各デバイスはクラウドサービスとどのように情報をやり取りしているのか、どのような挙動をしているのかといった分析を通じてネットワーク全体の「正常な状態」を算出し、その規準から外れたデバイスが検知された際に警告を発するというのがシステムの大枠だ。

まずエンドポイントのポート、トラフィック、送信先IPからネットワークフロー上のプロフィールが作製され、これを基にエンドポイントの「ROLE(役割)」(たとえば、そのエンドポイントはプリンターなのか、ドメインコントローラーなのか、など)が判別される。

次にアルゴリズムがこれらのエンドポイントの情報を総合し、「GROUP(グループ)」分けし、ネットワーク状況の将来にわたる変化の「FORECAST(予測)」なども含めながらネットワークの「正常な状態」の「RULES(規準)」をダイナミックに構成する。つまりネットワークのありようが、種々のエンドポイントの組み合わせとしてモデル化されるのだ。
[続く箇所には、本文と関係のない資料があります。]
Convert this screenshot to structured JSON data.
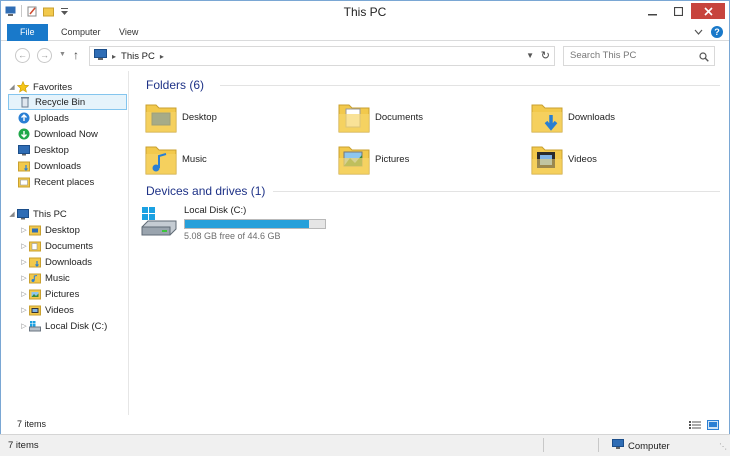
{
  "window": {
    "title": "This PC"
  },
  "ribbon": {
    "tabs": [
      "File",
      "Computer",
      "View"
    ]
  },
  "address": {
    "location": "This PC",
    "search_placeholder": "Search This PC"
  },
  "nav": {
    "favorites_label": "Favorites",
    "favorites": [
      "Recycle Bin",
      "Uploads",
      "Download Now",
      "Desktop",
      "Downloads",
      "Recent places"
    ],
    "thispc_label": "This PC",
    "thispc_items": [
      "Desktop",
      "Documents",
      "Downloads",
      "Music",
      "Pictures",
      "Videos",
      "Local Disk (C:)"
    ]
  },
  "content": {
    "folders_header": "Folders (6)",
    "folders": [
      "Desktop",
      "Documents",
      "Downloads",
      "Music",
      "Pictures",
      "Videos"
    ],
    "devices_header": "Devices and drives (1)",
    "drive": {
      "name": "Local Disk (C:)",
      "free_text": "5.08 GB free of 44.6 GB",
      "used_fraction": 0.886
    }
  },
  "status": {
    "pane_count": "7 items",
    "bar_count": "7 items",
    "zone": "Computer"
  },
  "colors": {
    "accent": "#1979ca",
    "drive_fill": "#26a0da",
    "close_button": "#c7443d",
    "header_text": "#1e3287",
    "folder": "#f2c94c"
  }
}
そしてシステムの状態の「CONSISTENCY(一貫性)」を乱す異常な挙動を行うエンドポイントが現れると、即座に警告が発せられる。このシステムによって、ネットワークへの侵入や悪意のあるソフトウェアの動作といった脅威を、より確実に、簡潔に、そして低コストに検知することが可能になるという。

ネットワーク監視システムの新しい地平へ

エンドポイントの組み合わせを基にネットワークをモデル化するという新しい発想で、より効率的でわかりやすい脅威検知を可能にしたObservable Networks社。彼らの技術は今後も、ネットワーク監視システムのさらなる発展を牽引してゆくことだろう。

会社概要

会社名 Observable Networks
CEO Bryan Doerr
創業 2011年
拠点 アメリカ
社員数 11-50人規模
事業内容 クラウドベースのネットワーク監視ソリューションの開発・販売
主な商品 Dynamic Endpoint Modeling
会社URL https://observable.net
沿革 2011年 創業
2013年 Patrick Crowley氏がチーフ・テクノロジー・オフィサーに、Bryan Doerr氏がCEOに就任。
2014年 継続的なデバイス・プロファイリング(Continuous Device Profiling)の技術を採用したクラウドベースのネットワークセキュリティサービスを公開。シリーズA1でVectis Healthcare & Life Science Fund, II,社DH Capital社から245万ドルの資金調達に成功。
2015年 ダイナミック・エンドポイント・モデリングについての白書を公表。現在のソリューションが公開される。

メンバー紹介

Bryan Doerr

Bryan Doerr
CEO
2013年からCEOに就任。ボルチモアのジョンズ・ホプキンス大学で電気工学の、セントルイスのワシントン大学で情報管理学の修士号を取得。25年以上にわたりIT業界でマネジメントやプロダクトデザインに従事してきた。

Patrick Crowley

Patrick Crowley
創業者、チーフ・テクノロジー・オフィサー
2013年にチーフ・テクノロジー・オフィサーのポストに就任。セントルイスのワシントン大学でのコンピュータサイエンス&エンジニアリングの博士号を取得した後、現在は同大学で教授職についている。ネットワーク上のパケットを精査する技術であるディープ・パケット・インスペクションの専門家であり、学問領域と産業領域の両面にわたって豊富な実績を持つ。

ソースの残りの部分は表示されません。